Lucas McMahon
I am a historian of the late Roman and Byzantine Near East, with interests in the state, logistics, and medieval Greek history writing. My doctoral dissertation, “Information Transmission and the Byzantine State: Geography, Logistics, and Geopolitics, 600-1200,” examines how the medieval Roman Empire conducted its foreign policy across long distances by looking the movement of news. Located at a crossroads in western Eurasia, Byzantium’s networks and influence extended from the British Isles to central Asia and from northern Russia to the Red Sea. In diplomacy, commerce, and conflict, accurate information is key to gaining advantage, and a range of written and archaeological materials attest to the efforts made by the Byzantine state to know what was going on in the world around it. My work traces out the channels of communication and looks at the specific activities that the state performed to gather, process, and use information in foreign affairs. While I use a wide range of written and material evidence, my work builds heavily upon the geographies of communication which I examine through the use of GIS analysis.

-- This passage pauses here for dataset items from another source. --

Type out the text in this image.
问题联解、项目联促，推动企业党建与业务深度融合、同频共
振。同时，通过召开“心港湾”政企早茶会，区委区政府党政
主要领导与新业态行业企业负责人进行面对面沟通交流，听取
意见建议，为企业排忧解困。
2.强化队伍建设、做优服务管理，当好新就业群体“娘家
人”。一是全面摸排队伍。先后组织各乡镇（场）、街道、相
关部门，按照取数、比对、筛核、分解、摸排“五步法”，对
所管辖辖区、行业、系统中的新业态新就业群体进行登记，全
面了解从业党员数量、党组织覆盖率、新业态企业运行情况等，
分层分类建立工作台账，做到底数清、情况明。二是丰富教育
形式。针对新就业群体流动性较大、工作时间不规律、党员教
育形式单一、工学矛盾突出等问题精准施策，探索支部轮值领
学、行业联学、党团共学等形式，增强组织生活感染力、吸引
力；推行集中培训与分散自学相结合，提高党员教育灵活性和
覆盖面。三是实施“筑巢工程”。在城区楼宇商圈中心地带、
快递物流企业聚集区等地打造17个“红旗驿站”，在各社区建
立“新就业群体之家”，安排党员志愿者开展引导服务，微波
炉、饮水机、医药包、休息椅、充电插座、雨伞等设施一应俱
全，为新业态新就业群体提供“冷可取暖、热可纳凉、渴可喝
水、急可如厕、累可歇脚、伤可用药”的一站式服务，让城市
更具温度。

My work has been supported by the Stanley J. Seeger Graduate Fellowship from Hellenic Studies. From 2018-2020 I co-organized the Committee for Late Antiquity’s Book Club. In 2020 I received a grant from the Center for Digital Humanities for a project in which I am PI, Mapping Medieval Metadata. This project seeks to collect and organize, in a digital format, all Byzantine lead seals which have a find location. Lead seals were used to close documents and correspondence, and mapping where they were found is of great importance for examining networks of communication. The project aims to present the data in an open and reproducible format so that it will be of the greatest possible utility for scholars and educators.

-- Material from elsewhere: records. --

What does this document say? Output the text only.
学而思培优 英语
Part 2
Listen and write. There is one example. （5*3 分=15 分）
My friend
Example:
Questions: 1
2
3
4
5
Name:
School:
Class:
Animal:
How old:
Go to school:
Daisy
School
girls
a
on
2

Prior to coming to Princeton, I obtained a BA in ancient and medieval history from the University of Calgary, an MA in classics from the University of Ottawa, and an MA in medieval studies from Central European University (Budapest). At Princeton, I took my general exams in Byzantine History, 600-1453 with John Haldon, Europe in the High Middle Ages with William Chester Jordan, and the Later Roman Empire and its Frontiers with Brent Shaw.
List of Publications
“Digital Perspectives on overland travel and communications in the Exarchate of Ravenna (sixth through eighth centuries),” Studies in Late Antiquity 6, no. 2 (2022), 284–334.
“Logistical modelling of a sea-borne expedition in the Mediterranean: the case of the Byzantine invasion of Crete in A.D. 960,” Mediterranean Historical Review 36, no. 1 (2021), 63–94.
(with Abigail Sargent) “Environmental History of the Late Antique Mediterranean: a Bibliographic Essay,” Late Antique Archaeology 11 (2018), 17–30.
“Examining the historical claims of De Velitatione: guerrilla warfare in eighth-century Byzantium,” Annual of Medieval Studies at CEU 22 (2016): 1–12.
(with Geoffrey Greatrex and Hugh Elton) Shifting Genres in Late Antiquity (Farnham: Ashgate, 2015).